Free Hugs Montreal is just a local branch of a much larger non-profit association, Free Hugs Campaign. Org which was started years ago by an Australian man who was living in London and upon returning home realized he wanted someone to be waiting for him. The movement spread and over the years a number of videos have surfaced around the world of groups of people wearing “Free Hugs” T-shirts or carrying “Free Hugs” signs spreading the love.

Sure, it’s quirky and it’s awkward and the whole thing smells of “Kumbaya” and patchouli, and it’s mostly out-of-the-ordinary in big cities where we’re way too busy weaving our way through human traffic to even make eye contact most days, but it’s nice. It’s really, really nice. And most importantly, it’s needed.

Loneliness and lack of physical and emotional support are some of the most popular complaints in today’s world. More Canadians than ever live alone, and almost one quarter describe themselves as lonely, according to a Globe & Mail article.

Humans simply crave contact and touching. Whether it’s a lover’s kiss, a parent’s hug, a friend’s peck on the cheek, or a colleague’s encouraging pat on the back, we need to be touched and acknowledged. Touch creates better trust between people, decreases violent tendencies and stress, and is even attributed to building a better immune system and reducing depression. It’s no wonder professional cuddling has popped up as a real service for people who crave real touch.

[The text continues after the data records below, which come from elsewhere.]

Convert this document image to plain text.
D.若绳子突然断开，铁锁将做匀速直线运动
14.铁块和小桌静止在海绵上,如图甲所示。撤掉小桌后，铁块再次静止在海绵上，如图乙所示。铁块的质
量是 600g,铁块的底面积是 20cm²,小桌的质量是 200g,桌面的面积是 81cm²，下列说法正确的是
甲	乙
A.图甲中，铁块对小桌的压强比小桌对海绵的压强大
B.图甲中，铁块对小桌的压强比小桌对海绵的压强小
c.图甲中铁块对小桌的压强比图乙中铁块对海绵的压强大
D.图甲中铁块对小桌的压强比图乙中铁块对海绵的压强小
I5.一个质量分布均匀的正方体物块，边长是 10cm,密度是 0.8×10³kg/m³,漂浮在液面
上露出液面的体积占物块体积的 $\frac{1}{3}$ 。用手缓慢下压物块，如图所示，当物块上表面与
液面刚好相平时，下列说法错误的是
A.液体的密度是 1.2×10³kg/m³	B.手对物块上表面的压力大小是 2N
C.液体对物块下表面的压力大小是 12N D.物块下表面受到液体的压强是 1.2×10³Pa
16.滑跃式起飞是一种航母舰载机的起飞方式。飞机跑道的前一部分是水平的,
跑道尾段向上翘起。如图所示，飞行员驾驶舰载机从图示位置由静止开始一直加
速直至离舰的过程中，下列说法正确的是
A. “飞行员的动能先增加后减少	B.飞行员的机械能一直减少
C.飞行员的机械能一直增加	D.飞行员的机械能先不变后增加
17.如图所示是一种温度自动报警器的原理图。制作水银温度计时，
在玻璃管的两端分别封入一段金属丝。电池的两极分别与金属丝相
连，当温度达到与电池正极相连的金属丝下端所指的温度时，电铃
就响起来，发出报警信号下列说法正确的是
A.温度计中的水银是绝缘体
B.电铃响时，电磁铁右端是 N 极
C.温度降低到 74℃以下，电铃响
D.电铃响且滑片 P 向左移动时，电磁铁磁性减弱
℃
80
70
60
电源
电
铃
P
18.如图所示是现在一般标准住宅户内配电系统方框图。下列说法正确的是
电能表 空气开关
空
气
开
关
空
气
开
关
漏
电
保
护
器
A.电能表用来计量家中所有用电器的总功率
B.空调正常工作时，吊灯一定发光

“The STM reiterates that this type of activity must be held outside turnstiles for fluidity and safety reasons,” said spokesperson Philippe Dery.

Honestly… you’re just making yourselves look bad, guys. Just say “we effed up” and move on. If the STM wants to improve fluidity, it can make sure the metro stops breaking down during rush-hour or the escalators aren’t always out of order! A guy offering free hugs isn’t going to break down your perfect system. Just tell him or her to move away from the turnstiles and move on. Over-the-top letter-of-the-law application of current bylaws just makes us all look stuffy and rigid and like we’re absolutely no fun, and that just isn’t Montreal.

We may be a construction-zone nightmare and overspend on gazebos and baseball promotion, but we pride ourselves on being cool and full of “joie de vivre” and we want people who are giving out free hugs to be left alone, dammit. Let us at least have that.